YOLO-Behaviour: A new and faster way to extract animal behaviours from video

Collecting video data is the long-established way biologists collect data to measure the behaviour of animals and humans. Videos might be taken of human subjects sitting in front of a camera while eating in a group in the University of Konstanz, or researchers using cameras to measure how often house sparrow parents visit their nests on Lundy Island, UK. All these video datasets have one thing in common: after collecting them, researchers need to painstakingly watch each video, manually mark down who, where and when each behaviour of interest happens—a process known as “annotation”. This becomes a major bottleneck when analyzing data, as manually annotating these videos often takes a long time and can also be susceptible to human biases.
With the recent explosion of AI and computer vision, tools like ChatGPT can read an image and understand what is happening. You can enter a description of a video and AI models can generate a photo-realistic sample of it. In the minds of many biologists, surely these powerful models can help them save time on laborious video annotation, right? Unfortunately, this might not be the case yet. The problem is that every experimental set-up is different, every researcher wants to extract different things, and the best computer vision solution for each video type often changes depending on the circumstances. This makes it hard for biologists to figure out what AI model is best to use, even though computer scientists have developed many solutions over the years.
https://youtu.be/YytSl9gEOHI?si=xRelyic-58IB7BZEExample video of how YOLO-Behaviour automatically detects bahaviours in different animal species and humans.

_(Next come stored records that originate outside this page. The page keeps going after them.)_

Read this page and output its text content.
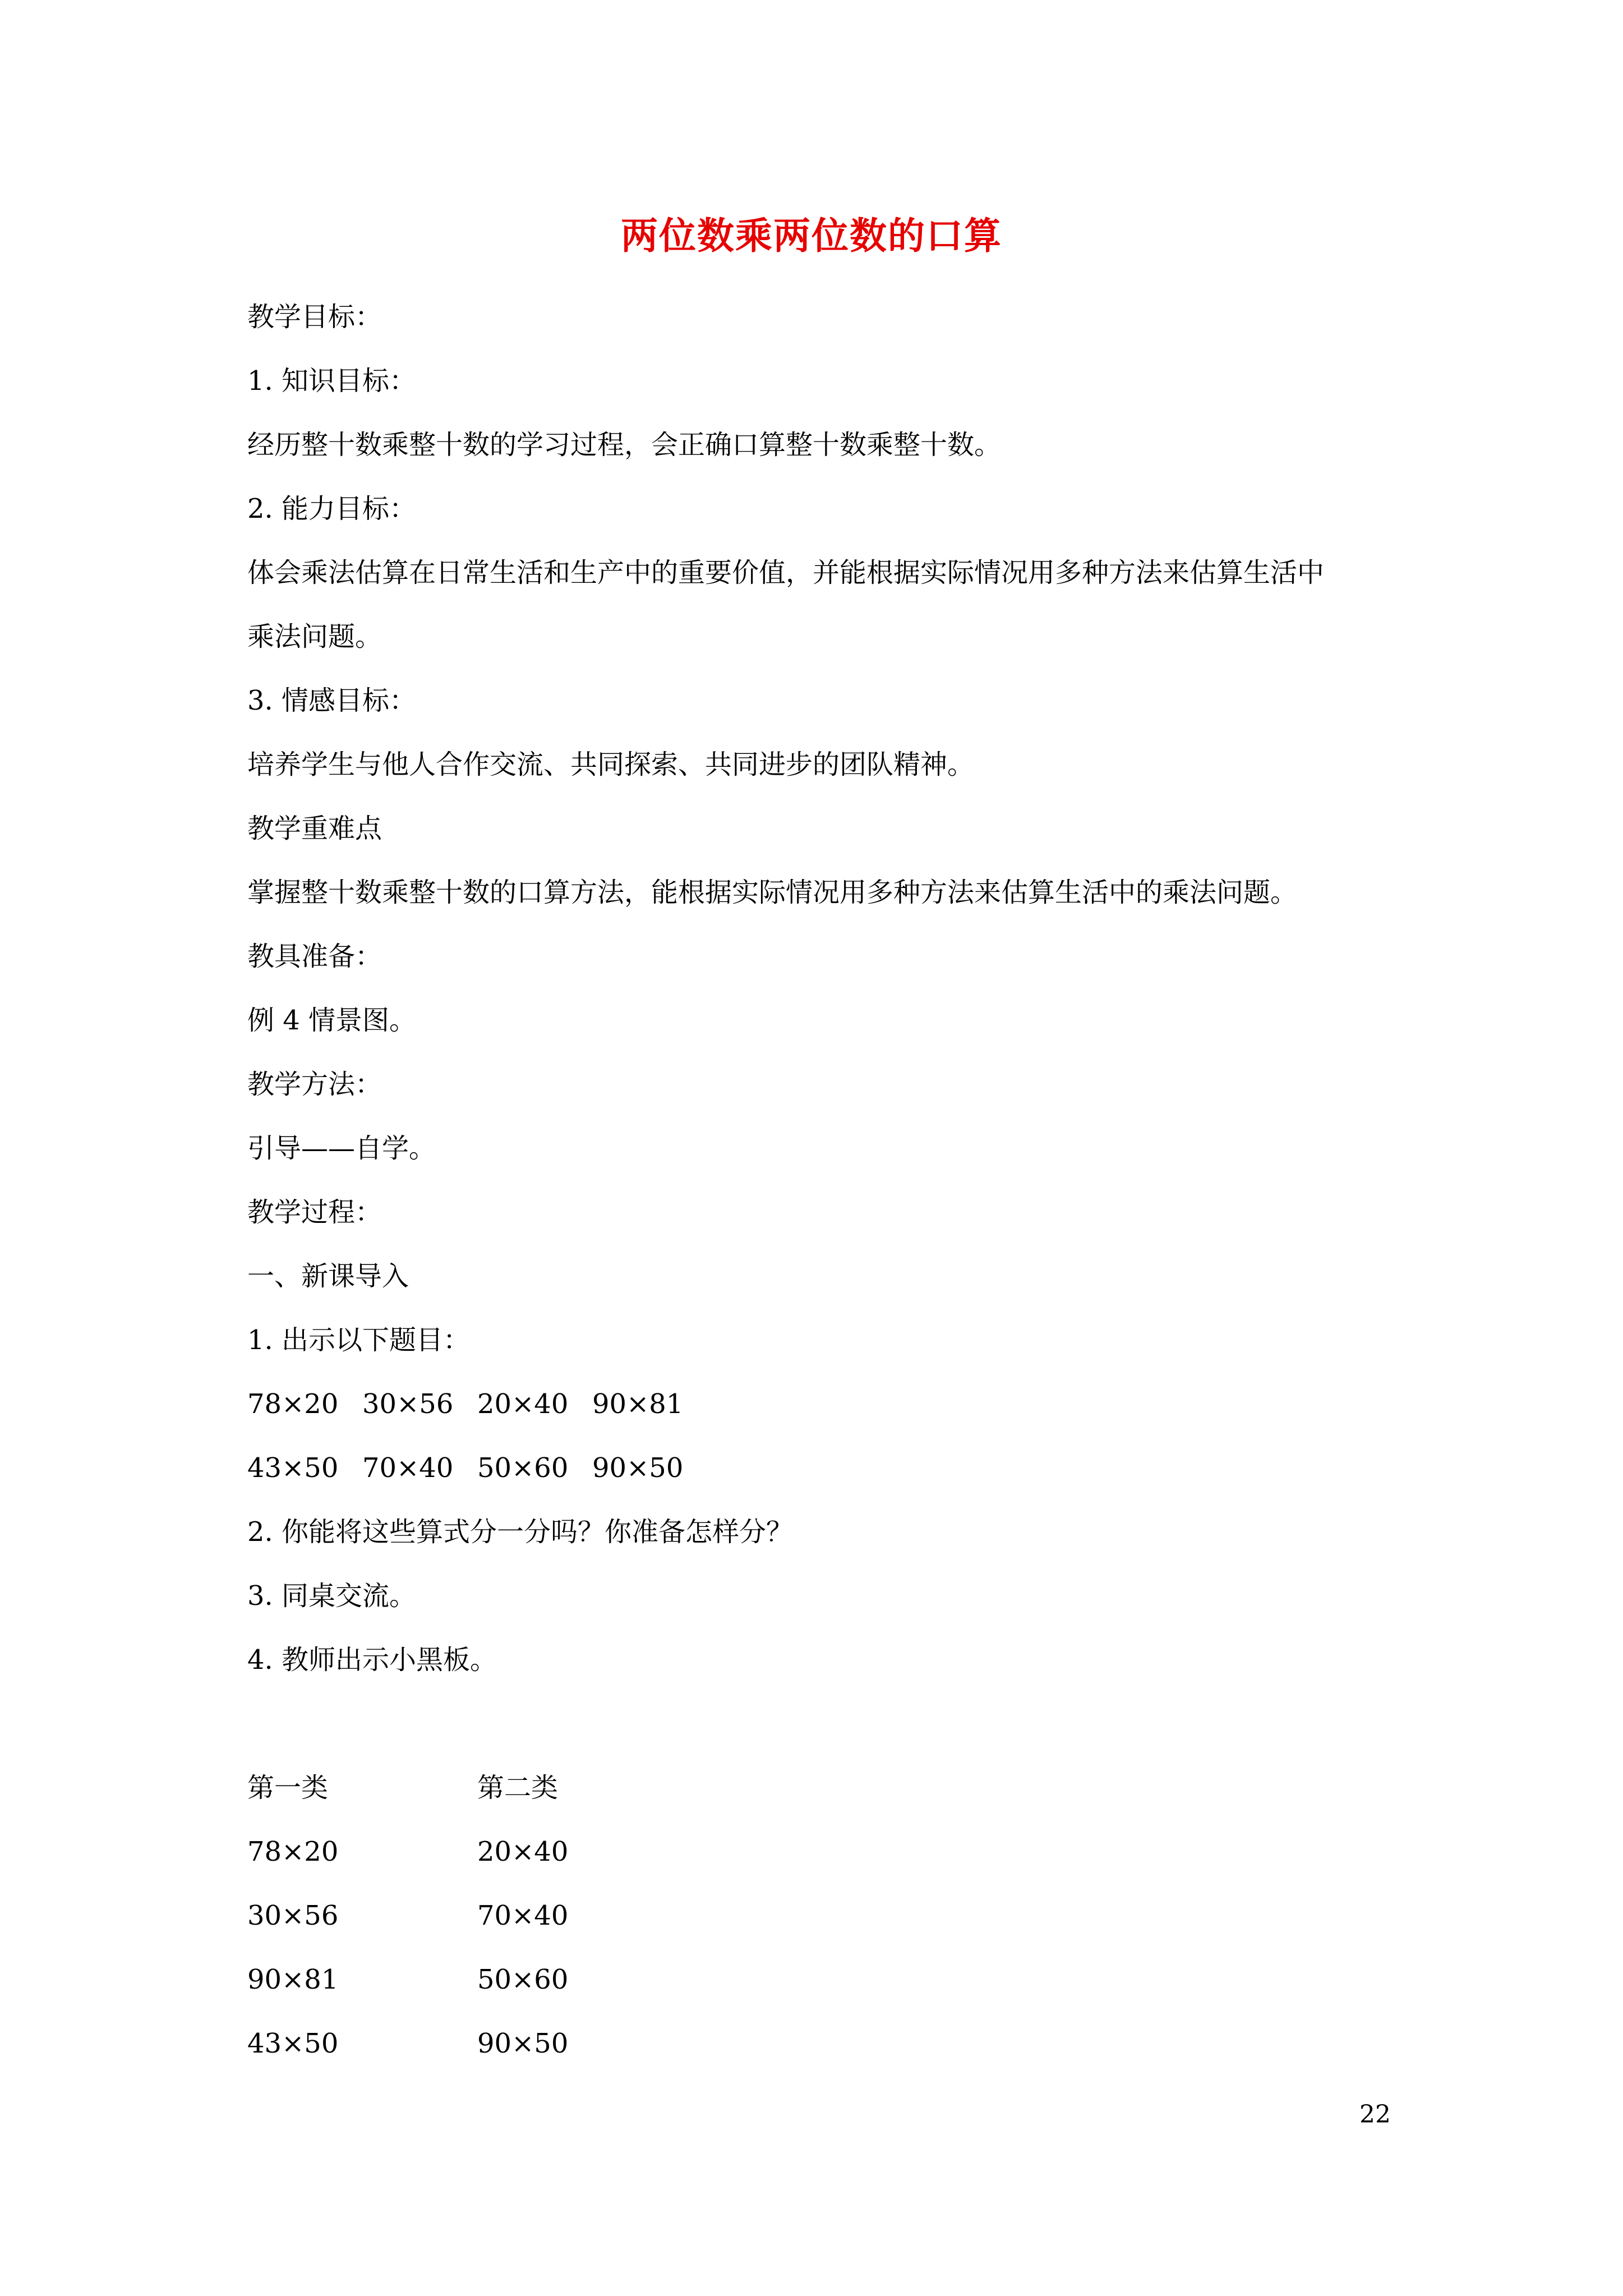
两位数乘两位数的口算
教学目标：
1. 知识目标：
经历整十数乘整十数的学习过程，会正确口算整十数乘整十数。
2. 能力目标：
体会乘法估算在日常生活和生产中的重要价值，并能根据实际情况用多种方法来估算生活中
乘法问题。
3. 情感目标：
培养学生与他人合作交流、共同探索、共同进步的团队精神。
教学重难点
掌握整十数乘整十数的口算方法，能根据实际情况用多种方法来估算生活中的乘法问题。
教具准备：
例 4 情景图。
教学方法：
引导——自学。
教学过程：
一、新课导入
1. 出示以下题目：
78×20 30×56 20×40 90×81
43×50 70×40 50×60 90×50
2. 你能将这些算式分一分吗？你准备怎样分？
3. 同桌交流。
4. 教师出示小黑板。
第一类	第二类
78×20	20×40
30×56	70×40
90×81	50×60
43×50	90×50
22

A diverse team of researchers from the Cluster of Excellence Collective Behaviour and the Max Planck Institute of Animal Behavior, led by PhD student Alex Chan Hoi Hang, hopes to solve this problem. Published in the journal Methods in Ecology and Evolution, the team introduced YOLO-Behaviour, a robust, flexible framework for behavioural annotation from videos. As opposed to the common definition of “You only live once”, YOLO stands for “You only look once”, a family of computer vision models that identifies objects from images by scanning through the image once. The team demonstrated the flexibility of the framework by presenting case studies that range from controlled lab environments to data collected in the wild. The framework can automatically identify house sparrows visiting nest boxes on Lundy Island, UK, Siberian Jays eating on a feeding stick in the Swedish Laplands, humans eating in a lab in Konstanz, pigeons courting and feeding in Konstanz, and zebras and giraffes running and browsing in a national park in Kenya.
“The beauty of the approach is how easy the tool is to use, yet so effective across so many study systems”
Alex Chan, PhD student at the University of Konstanz
Lowering the barrier for automated analysis
YOLO-Behaviour is shown to work across a diverse range of study systems and case studies, and importantly very easy to train and implement, without the requirement of specialized coding expertise. To ensure that the method is widely usable, the authors also provided detailed documentation and instructions, as well as a video tutorial.“ Every behavioural ecologist that had to manually code videos has dreamt of having a tool that automates everything,” adds Chan. “I hope this tool can be a step towards that dream, to help researchers in animal behaviour save some laborious coding time,” said Fumihiro Kano, senior author of the paper.
This method has already contributed to automatically analyzing videos from each study system. In the Lundy house sparrow system, the method has been applied to extract parental visit rates for up to 2000 previously unanalyzed videos, more than doubling the amount of data available to gain insight into the causes and consequences of parental care behaviour. For the Siberian jay system, the method can be applied to process years of feeding videos, to study cooperative behaviour and how animals might have evolved to live in social groups. The method is also not limited to applications in behavioral ecology, with potential applications across diverse fields like psychology, animal welfare or livestock management. The hope is that this tool can be readily applied to different systems around the world, increasing the speed at which data can be collected and analyzed, to allow researchers to understand and measure animal behaviour.